Front-load the hard decisions. ​
Your decision-making power is highest in the first two or three hours of the day. Most people waste those peak hours on email and to-do list cleanup. The strategic move is the opposite — schedule for the morning that hard call, that big creative work, or that important conversation. Pull the tiny choices to later in the day and put your one big important decision at the front.

Create defaults for recurring choices. ​
Have the same breakfast a few days a week. They wrote about how Jennifer Aniston used to eat the same salad every day on the set of Friends — maybe it was a weight loss thing, maybe it was just not wanting to make a decision. Have a default answer for new requests too. Don’t decide on the spot — tell people you’ll get back to them, and decide when you can actually be clear.

The Mindset That Makes It Stick

Here’s what I want you to internalize:
Your decision-making capacity is a finite resource; treat it like money.

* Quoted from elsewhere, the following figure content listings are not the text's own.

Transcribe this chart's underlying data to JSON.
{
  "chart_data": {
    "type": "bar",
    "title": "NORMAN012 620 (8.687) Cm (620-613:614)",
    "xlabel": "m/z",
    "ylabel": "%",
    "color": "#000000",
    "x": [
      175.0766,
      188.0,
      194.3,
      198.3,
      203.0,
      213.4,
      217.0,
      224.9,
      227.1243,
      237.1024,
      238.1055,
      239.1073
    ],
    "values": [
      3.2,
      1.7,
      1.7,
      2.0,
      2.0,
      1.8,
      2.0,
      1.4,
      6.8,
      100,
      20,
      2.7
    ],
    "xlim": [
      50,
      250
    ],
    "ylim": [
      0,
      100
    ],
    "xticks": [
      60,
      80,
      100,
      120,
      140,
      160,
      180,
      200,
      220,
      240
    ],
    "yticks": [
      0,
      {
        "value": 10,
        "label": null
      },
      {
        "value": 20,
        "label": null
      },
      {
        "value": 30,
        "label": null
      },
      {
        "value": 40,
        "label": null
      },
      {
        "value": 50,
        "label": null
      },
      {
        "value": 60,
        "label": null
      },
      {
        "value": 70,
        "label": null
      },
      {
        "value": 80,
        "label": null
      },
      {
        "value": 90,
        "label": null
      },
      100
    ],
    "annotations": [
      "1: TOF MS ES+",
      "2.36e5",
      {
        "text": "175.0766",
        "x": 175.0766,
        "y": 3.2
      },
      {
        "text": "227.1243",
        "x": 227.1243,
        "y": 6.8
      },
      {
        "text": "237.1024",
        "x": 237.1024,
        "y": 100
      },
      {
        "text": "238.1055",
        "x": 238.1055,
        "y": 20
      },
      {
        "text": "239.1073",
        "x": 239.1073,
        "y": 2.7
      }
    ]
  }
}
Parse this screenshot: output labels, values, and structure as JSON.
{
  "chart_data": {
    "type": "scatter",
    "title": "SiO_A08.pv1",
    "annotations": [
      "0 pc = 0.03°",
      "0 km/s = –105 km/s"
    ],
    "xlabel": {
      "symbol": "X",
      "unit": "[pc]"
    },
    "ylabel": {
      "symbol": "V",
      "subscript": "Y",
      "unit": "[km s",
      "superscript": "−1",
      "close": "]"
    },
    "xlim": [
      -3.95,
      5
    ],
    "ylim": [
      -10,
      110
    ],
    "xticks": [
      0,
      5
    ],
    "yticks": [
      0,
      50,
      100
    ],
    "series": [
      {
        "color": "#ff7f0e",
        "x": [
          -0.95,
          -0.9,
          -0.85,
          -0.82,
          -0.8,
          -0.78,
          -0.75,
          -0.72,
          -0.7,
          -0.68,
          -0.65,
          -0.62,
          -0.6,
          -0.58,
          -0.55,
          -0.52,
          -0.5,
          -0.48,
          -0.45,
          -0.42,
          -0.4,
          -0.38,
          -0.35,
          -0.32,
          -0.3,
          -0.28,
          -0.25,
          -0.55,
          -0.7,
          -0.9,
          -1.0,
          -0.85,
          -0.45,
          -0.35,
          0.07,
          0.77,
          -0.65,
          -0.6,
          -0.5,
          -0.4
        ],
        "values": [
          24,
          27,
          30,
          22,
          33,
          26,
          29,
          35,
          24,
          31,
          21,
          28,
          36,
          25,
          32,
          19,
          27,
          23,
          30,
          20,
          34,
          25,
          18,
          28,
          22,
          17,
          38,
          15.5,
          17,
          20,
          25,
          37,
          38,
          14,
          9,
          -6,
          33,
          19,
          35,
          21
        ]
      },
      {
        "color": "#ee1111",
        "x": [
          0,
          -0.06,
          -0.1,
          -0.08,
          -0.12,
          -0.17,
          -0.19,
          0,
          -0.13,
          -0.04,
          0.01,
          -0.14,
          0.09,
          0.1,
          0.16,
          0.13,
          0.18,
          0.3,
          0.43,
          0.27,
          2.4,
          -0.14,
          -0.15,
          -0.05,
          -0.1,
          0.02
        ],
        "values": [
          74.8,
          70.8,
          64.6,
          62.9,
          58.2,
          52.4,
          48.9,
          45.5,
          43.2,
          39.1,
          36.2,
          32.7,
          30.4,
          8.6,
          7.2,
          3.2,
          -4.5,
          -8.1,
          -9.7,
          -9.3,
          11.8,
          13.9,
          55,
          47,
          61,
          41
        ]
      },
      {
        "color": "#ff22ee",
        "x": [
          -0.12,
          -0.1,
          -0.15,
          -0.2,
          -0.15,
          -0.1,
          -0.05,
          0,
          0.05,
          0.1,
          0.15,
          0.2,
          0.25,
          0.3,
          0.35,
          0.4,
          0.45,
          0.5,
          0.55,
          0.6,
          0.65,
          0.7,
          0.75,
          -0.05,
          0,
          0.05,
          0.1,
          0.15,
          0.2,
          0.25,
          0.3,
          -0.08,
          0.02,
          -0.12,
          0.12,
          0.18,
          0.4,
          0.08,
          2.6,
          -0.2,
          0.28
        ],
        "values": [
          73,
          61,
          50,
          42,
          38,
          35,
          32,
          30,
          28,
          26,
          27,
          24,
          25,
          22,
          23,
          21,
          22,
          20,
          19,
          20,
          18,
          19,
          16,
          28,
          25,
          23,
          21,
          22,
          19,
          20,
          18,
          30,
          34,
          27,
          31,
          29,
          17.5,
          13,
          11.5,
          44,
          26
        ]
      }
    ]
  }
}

You wouldn’t spend a hundred dollars on gum, and then wonder why you can’t afford dinner. Stop spending your best mental energy on what to wear and what to eat, and then wondering why you have nothing left for the decisions that actually shape your life.

Protect the tank. Spend it on purpose. Save it for what matters.

Your Challenge This Week

Pick three decisions you make every single day and eliminate them.
Pre-decide them on Sunday. Put them on autopilot.
Then notice what shows up in the mental space that opens up.

Because the people doing the biggest, clearest, most strategic, most creative work in the world have figured out the same secret.

They’re not deciding more.
They’re deciding less and deciding better.